Anne Krueger, the International Monetary Fund's first deputy managing director, knows a becoming backdrop when she sees one. Three weeks after she advocated new measures to protect debtor nations from international creditors, Argentina collapsed into near chaos. It makes a fine Exhibit A for Krueger's arguments.
These arguments aren't new. Beyond the gates of Washington and the multilateral financial institutions, thoughtful economists have been asserting for years that debt-burdened nations deserve the sort of temporary bankruptcy protection afforded corporations and individuals. But to swing open the gates -- that simple act has already made much difference.

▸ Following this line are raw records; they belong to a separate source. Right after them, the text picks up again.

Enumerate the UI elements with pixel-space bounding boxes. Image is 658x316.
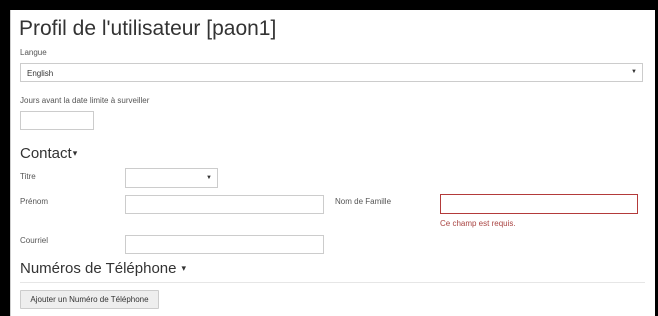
language-select-value: English bbox=[27, 69, 54, 78]
deadline-days-input[interactable] bbox=[20, 111, 94, 130]
chevron-down-icon: ▼ bbox=[206, 175, 212, 181]
first-name-label: Prénom bbox=[20, 197, 49, 206]
phones-heading: Numéros de Téléphone ▾ bbox=[20, 260, 186, 277]
contact-heading: Contact▾ bbox=[20, 145, 77, 162]
phones-toggle-icon[interactable]: ▾ bbox=[182, 263, 187, 273]
language-select[interactable]: English ▼ bbox=[20, 63, 643, 82]
last-name-error: Ce champ est requis. bbox=[440, 219, 516, 228]
chevron-down-icon: ▼ bbox=[631, 69, 637, 75]
phones-heading-text: Numéros de Téléphone bbox=[20, 260, 177, 277]
last-name-label: Nom de Famille bbox=[335, 197, 392, 206]
title-label: Titre bbox=[20, 172, 36, 181]
title-select[interactable]: ▼ bbox=[125, 168, 218, 188]
page-title: Profil de l'utilisateur [paon1] bbox=[19, 17, 277, 40]
email-label: Courriel bbox=[20, 236, 49, 245]
first-name-input[interactable] bbox=[125, 195, 324, 214]
contact-heading-text: Contact bbox=[20, 145, 72, 162]
contact-toggle-icon[interactable]: ▾ bbox=[73, 148, 78, 158]
last-name-input[interactable] bbox=[440, 194, 638, 214]
deadline-days-label: Jours avant la date limite à surveiller bbox=[20, 96, 150, 105]
email-input[interactable] bbox=[125, 235, 324, 254]
language-label: Langue bbox=[20, 48, 47, 57]
add-phone-button[interactable]: Ajouter un Numéro de Téléphone bbox=[20, 290, 159, 309]
section-divider bbox=[20, 282, 645, 283]
profile-panel: Profil de l'utilisateur [paon1] Langue E… bbox=[10, 10, 655, 316]
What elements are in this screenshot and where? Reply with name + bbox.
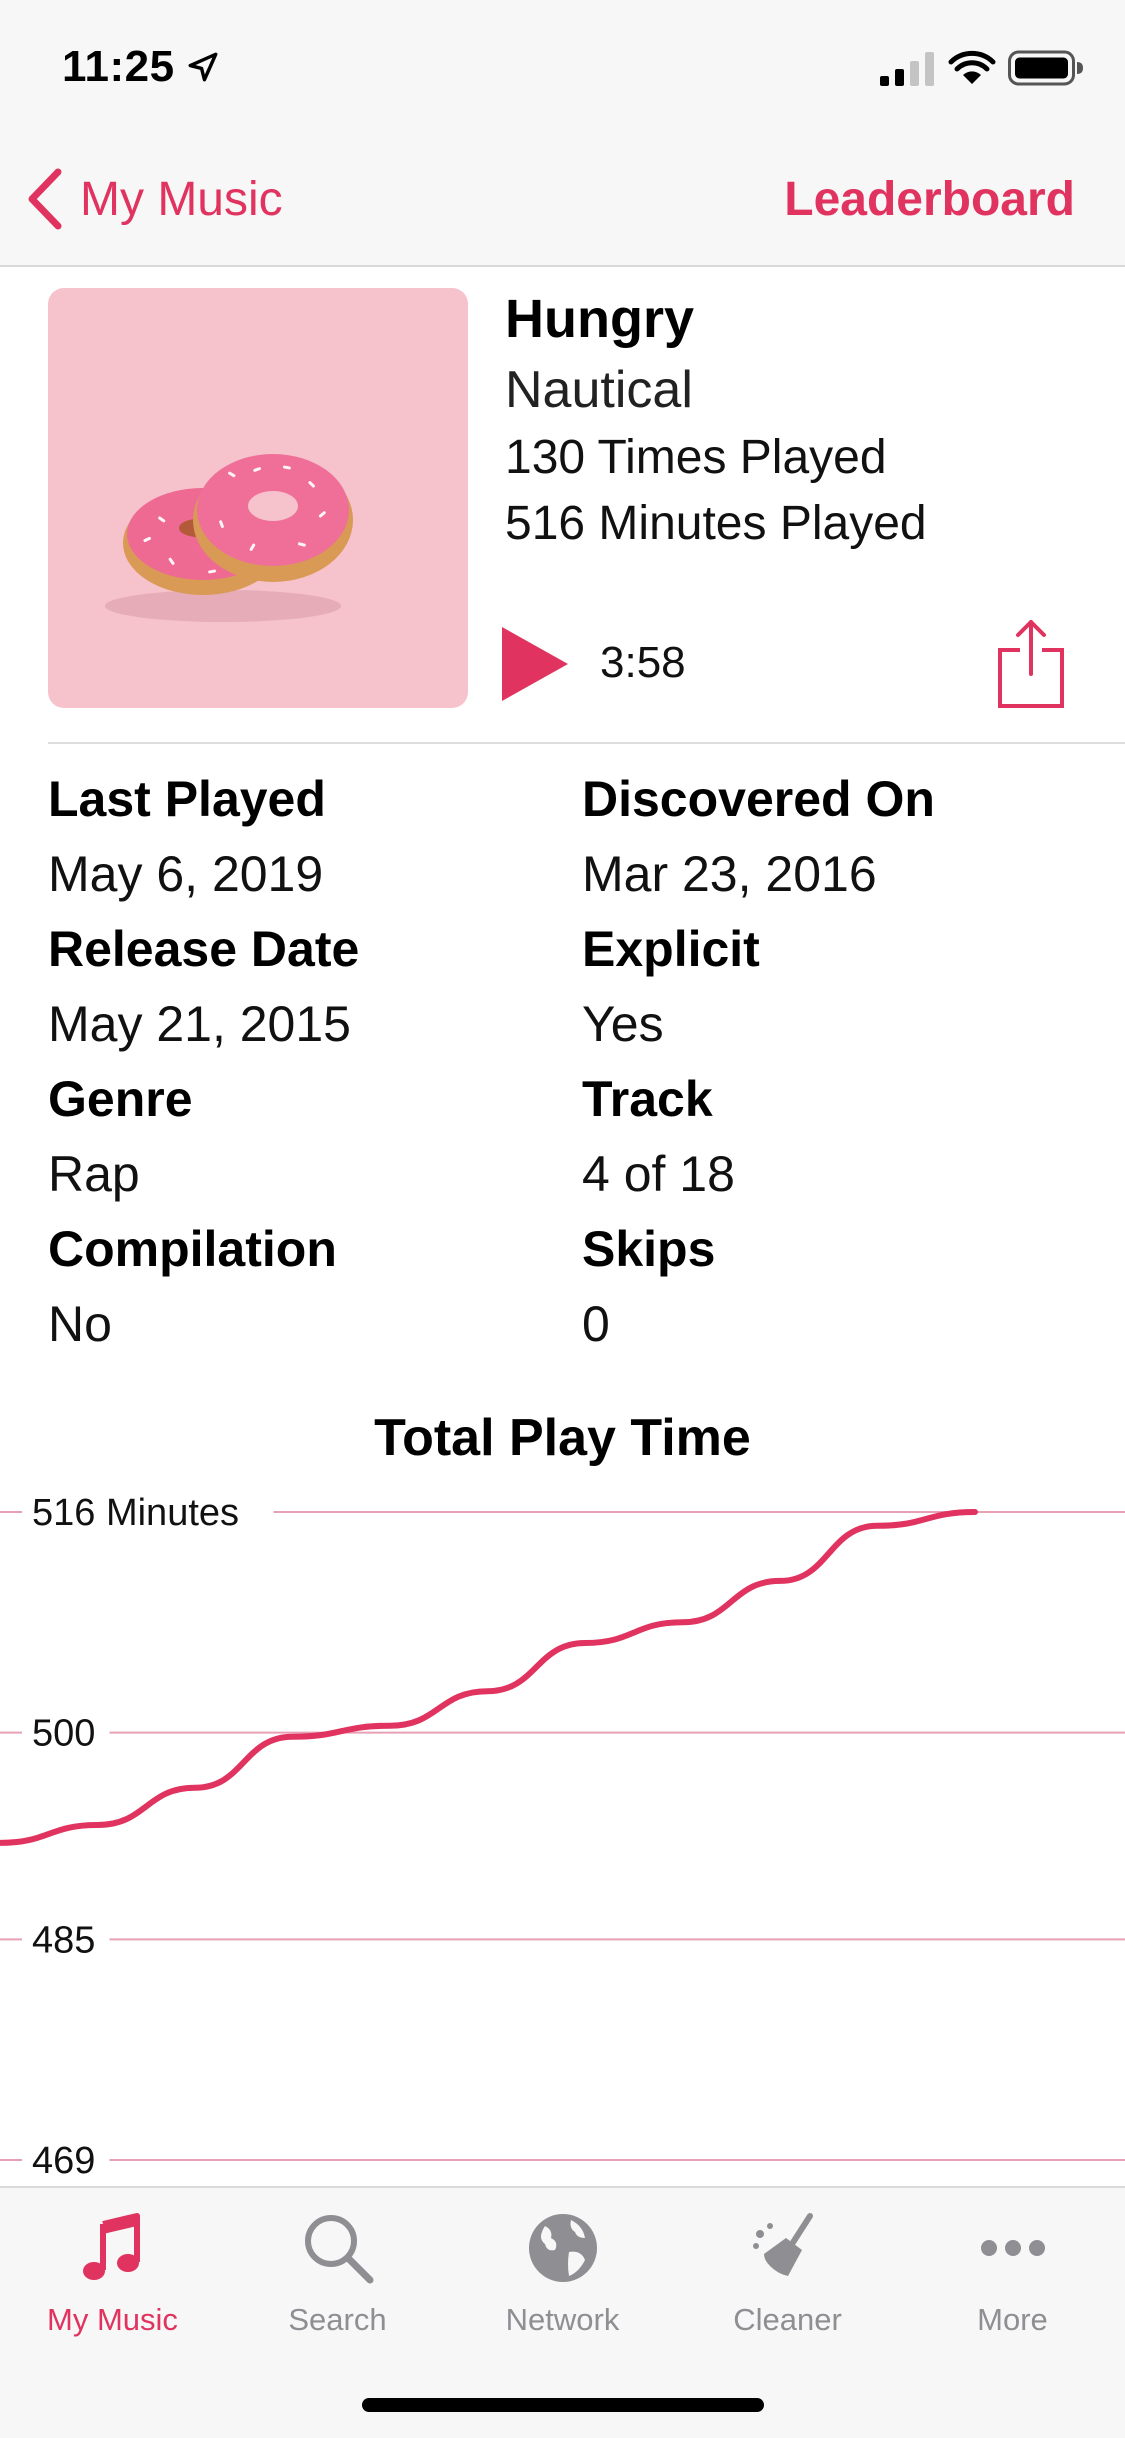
cellular-signal-icon	[880, 52, 934, 86]
globe-icon	[528, 2214, 597, 2282]
detail-value: Mar 23, 2016	[582, 846, 877, 902]
detail-value: May 6, 2019	[48, 846, 324, 902]
music-note-icon	[82, 2213, 140, 2280]
location-arrow-icon	[188, 52, 218, 82]
play-time-chart: 516 Minutes 500 485 469	[0, 1492, 1125, 2182]
detail-label: Compilation	[48, 1221, 337, 1277]
home-indicator	[362, 2398, 764, 2412]
detail-label: Discovered On	[582, 771, 935, 827]
status-time: 11:25	[62, 42, 175, 91]
battery-icon	[1008, 50, 1083, 86]
times-played: 130 Times Played	[505, 431, 887, 484]
status-bar: 11:25	[0, 0, 1125, 140]
back-button[interactable]: My Music	[24, 164, 283, 234]
y-tick-label: 516 Minutes	[32, 1492, 239, 1534]
back-button-label: My Music	[80, 172, 283, 226]
y-tick-label: 469	[32, 2140, 95, 2182]
leaderboard-button[interactable]: Leaderboard	[784, 172, 1075, 227]
detail-label: Track	[582, 1071, 713, 1127]
detail-label: Release Date	[48, 921, 360, 977]
detail-value: 0	[582, 1296, 610, 1352]
share-icon[interactable]	[996, 618, 1066, 710]
y-tick-label: 485	[32, 1919, 95, 1961]
detail-value: No	[48, 1296, 112, 1352]
detail-value: May 21, 2015	[48, 996, 351, 1052]
ellipsis-icon	[980, 2240, 1045, 2256]
tab-network[interactable]: Network	[450, 2208, 675, 2358]
tab-more[interactable]: More	[900, 2208, 1125, 2358]
tab-label: Search	[288, 2302, 387, 2337]
minutes-played: 516 Minutes Played	[505, 497, 927, 550]
navigation-bar: My Music Leaderboard	[0, 140, 1125, 267]
artist-name: Nautical	[505, 361, 693, 419]
detail-value: Yes	[582, 996, 664, 1052]
play-icon[interactable]	[500, 625, 570, 703]
broom-icon	[752, 2213, 813, 2276]
series-line	[0, 1509, 978, 1846]
y-tick-label: 500	[32, 1713, 95, 1755]
song-duration: 3:58	[600, 638, 686, 687]
song-title: Hungry	[505, 289, 694, 349]
detail-value: Rap	[48, 1146, 140, 1202]
detail-label: Explicit	[582, 921, 760, 977]
magnifier-icon	[304, 2215, 373, 2284]
chart-title: Total Play Time	[374, 1409, 751, 1467]
detail-label: Skips	[582, 1221, 716, 1277]
tab-label: My Music	[47, 2302, 178, 2337]
detail-value: 4 of 18	[582, 1146, 735, 1202]
detail-label: Last Played	[48, 771, 326, 827]
tab-search[interactable]: Search	[225, 2208, 450, 2358]
detail-label: Genre	[48, 1071, 193, 1127]
section-divider	[48, 742, 1125, 744]
chevron-left-icon	[28, 168, 62, 230]
tab-label: More	[977, 2302, 1048, 2337]
wifi-icon	[948, 50, 996, 84]
tab-my-music[interactable]: My Music	[0, 2208, 225, 2358]
donuts-image	[105, 454, 353, 622]
album-artwork	[48, 288, 468, 708]
tab-label: Cleaner	[733, 2302, 842, 2337]
tab-cleaner[interactable]: Cleaner	[675, 2208, 900, 2358]
tab-label: Network	[505, 2302, 620, 2337]
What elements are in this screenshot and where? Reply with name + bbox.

An idea that lived only in ivory towers and streets now sits on the IMF's polished mahogany tables. It's enough to make the heart swell with something peculiarly like optimism. (But let's not get carried away.) Like a chemist resolving a compound, Krueger has separated the arguments on this issue -- and they have come thick and fast since her late-November speech -- into two clear categories.
There are those concerned with ends and those concerned with means. Consider these following statements.
"There is a broad sense that something has to be done about the issue of resolving problems when countries can't pay their debts," Joseph Stiglitz, the Nobelist and former World Bank economist, said after the Krueger speech. "This is an area in which there was increasing international momentum, and I think it's a good thing something is being done about it."
For historical context, we can turn to Jeffrey Sachs, who heads Harvard University's Center for International Development.
The proposed framework "fills a gaping hole in the financial system that has been evident for decades, if not centuries," he told the Financial Times. "I have been advocating such a scheme for 15 years."
Now let's turn to the private sector.
"I haven't spoken to anyone outside the IMF who thinks this idea is anything less than ridiculous," one bond trader tells me. (No names this side of the ledger.)
An executive at an emerging-market hedge fund offers this: "The analogy with bankruptcy law is just plain stupid. You can't have a system in which the debtor nation's assets are not on the table. Neither will it work when the biggest creditors -- the IMF, the World Bank, the Paris Club -- don't come to the table themselves."
Ends and means. Either you're thinking about a more balanced global financial order, by which calamities such as Argentina's can be avoided, or you're thinking of all the reasons why such an order cannot be erected. Of course, those preoccupied with means have their own ends: They think the system as it is, with all its expensive messes and social unrest, serves them well. They are simply not stating this.
Everyone knows there are problems and shortcomings. Of the eight major financial crises of the past decade, Argentina's is the only one in which sovereign debt is the principal difficulty.
"To think new bankruptcy provisions for sovereigns will solve all our problems is simply wrong," says Michael Mussa, former chief of research at the IMF, now a senior fellow at the Institute for International Economics.
Then there is the politics. As Krueger acknowledged, "The political imponderable is whether our members are prepared to constrain the ability of their citizens to pursue foreign governments through their national courts as an investment in a more stable -- and therefore more prosperous -- world economy."